9/28 het leven, de dood en de opstanding van Jezus Christus
Johannes 1:1-5 In het begin was het Woord en het Woord was bij God en het Woord was God. Dit was in het begin bij God. Alle dingen zijn door het Woord gemaakt, en zonder dit Woord is geen ding gemaakt dat gemaakt is. In het Woord was het leven en het leven was het licht van de mensen. En het licht schijnt in de duisternis, en de duisternis heeft het niet begrepen.
Jezus was volmaakt gehoorzaam aan Gods wil. Door Jezus’ leven, lijden, dood en opstanding zorgde God voor de enige manier die de zonde van de mens teniet kon doen. Mensen die in geloof Jezus’ verzoening aanvaarden, ontvangen eeuwig leven. Door Jezus’ offer begrijpt de hele schepping de oneindige en de heilige liefde van de Schepper nog beter.

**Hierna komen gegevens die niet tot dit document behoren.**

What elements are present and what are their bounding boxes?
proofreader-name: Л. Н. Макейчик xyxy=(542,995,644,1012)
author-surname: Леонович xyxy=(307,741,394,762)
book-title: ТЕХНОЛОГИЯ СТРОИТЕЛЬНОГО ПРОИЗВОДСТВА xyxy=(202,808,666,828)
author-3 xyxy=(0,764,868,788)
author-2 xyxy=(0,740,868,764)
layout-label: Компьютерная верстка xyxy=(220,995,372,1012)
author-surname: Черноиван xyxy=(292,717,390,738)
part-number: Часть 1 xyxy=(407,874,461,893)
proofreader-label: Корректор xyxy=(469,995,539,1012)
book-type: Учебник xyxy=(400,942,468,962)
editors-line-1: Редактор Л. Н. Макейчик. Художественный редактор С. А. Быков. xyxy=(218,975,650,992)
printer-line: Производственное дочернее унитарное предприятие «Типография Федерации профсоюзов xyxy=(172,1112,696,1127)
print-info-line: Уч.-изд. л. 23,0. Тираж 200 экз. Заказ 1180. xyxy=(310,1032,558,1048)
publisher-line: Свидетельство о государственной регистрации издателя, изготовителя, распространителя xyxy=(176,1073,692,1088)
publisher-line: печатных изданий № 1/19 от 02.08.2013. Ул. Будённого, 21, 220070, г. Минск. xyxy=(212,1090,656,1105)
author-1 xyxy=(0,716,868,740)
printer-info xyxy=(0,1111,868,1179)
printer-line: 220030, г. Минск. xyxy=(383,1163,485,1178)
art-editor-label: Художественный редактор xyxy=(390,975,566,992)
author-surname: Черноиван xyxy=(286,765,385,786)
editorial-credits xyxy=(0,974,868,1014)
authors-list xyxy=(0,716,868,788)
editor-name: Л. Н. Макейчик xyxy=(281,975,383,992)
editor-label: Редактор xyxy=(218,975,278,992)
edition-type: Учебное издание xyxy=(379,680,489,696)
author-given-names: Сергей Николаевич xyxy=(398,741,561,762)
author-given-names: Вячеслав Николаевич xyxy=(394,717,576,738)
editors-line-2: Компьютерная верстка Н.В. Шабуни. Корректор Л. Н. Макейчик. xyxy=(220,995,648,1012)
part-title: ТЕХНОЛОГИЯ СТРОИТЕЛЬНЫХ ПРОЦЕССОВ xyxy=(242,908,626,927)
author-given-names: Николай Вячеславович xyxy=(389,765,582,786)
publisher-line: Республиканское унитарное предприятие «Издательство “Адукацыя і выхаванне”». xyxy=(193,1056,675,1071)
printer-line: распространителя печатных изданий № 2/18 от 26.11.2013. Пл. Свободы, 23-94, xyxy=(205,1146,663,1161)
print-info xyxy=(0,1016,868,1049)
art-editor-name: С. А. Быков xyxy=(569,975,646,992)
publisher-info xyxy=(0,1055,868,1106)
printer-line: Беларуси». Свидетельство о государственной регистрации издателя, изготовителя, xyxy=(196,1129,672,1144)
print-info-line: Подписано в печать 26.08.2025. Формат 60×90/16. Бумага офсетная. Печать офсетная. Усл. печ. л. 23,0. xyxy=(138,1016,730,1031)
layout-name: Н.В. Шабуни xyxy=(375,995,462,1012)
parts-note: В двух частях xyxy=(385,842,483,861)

Deze volmaakte verzoening stelt de rechtvaardigheid van Gods wet en zijn genadevolle karakter overtuigend vast, want het veroordeelt onze zonde en geeft ons tegelijkertijd vergeving. Jezus stierf in de plaats van elk mens en doet zo elke zonde teniet. Zijn dood was verzoenend en transformerend. De lichamelijke opstanding van Jezus toont Gods overwinning op de krachten van het kwaad. Dit verzekert iedereen die de verzoening aanvaardt van de uiteindelijke overwinning op zonde en dood. Deze opstanding kondigt de heerschappij van Jezus Christus aan, voor wie iedereen, in de hemel en op de aarde, zal buigen.
(Genesis 3:15; Psalm 22:1; Jesaja 53; Johannes 3:16; 14:30; Romeinen 1:4; 3:25; 4:25; 8:3, 4; 1 Korintiërs 15:3, 4, 20–22; 2 Korintiërs 5:14, 15, 19–21; Filippenzen 2:6–11; Kolossenzen 2:15; 1 Petrus 2:21, 22; 1 Johannes 2:2; 4:10.)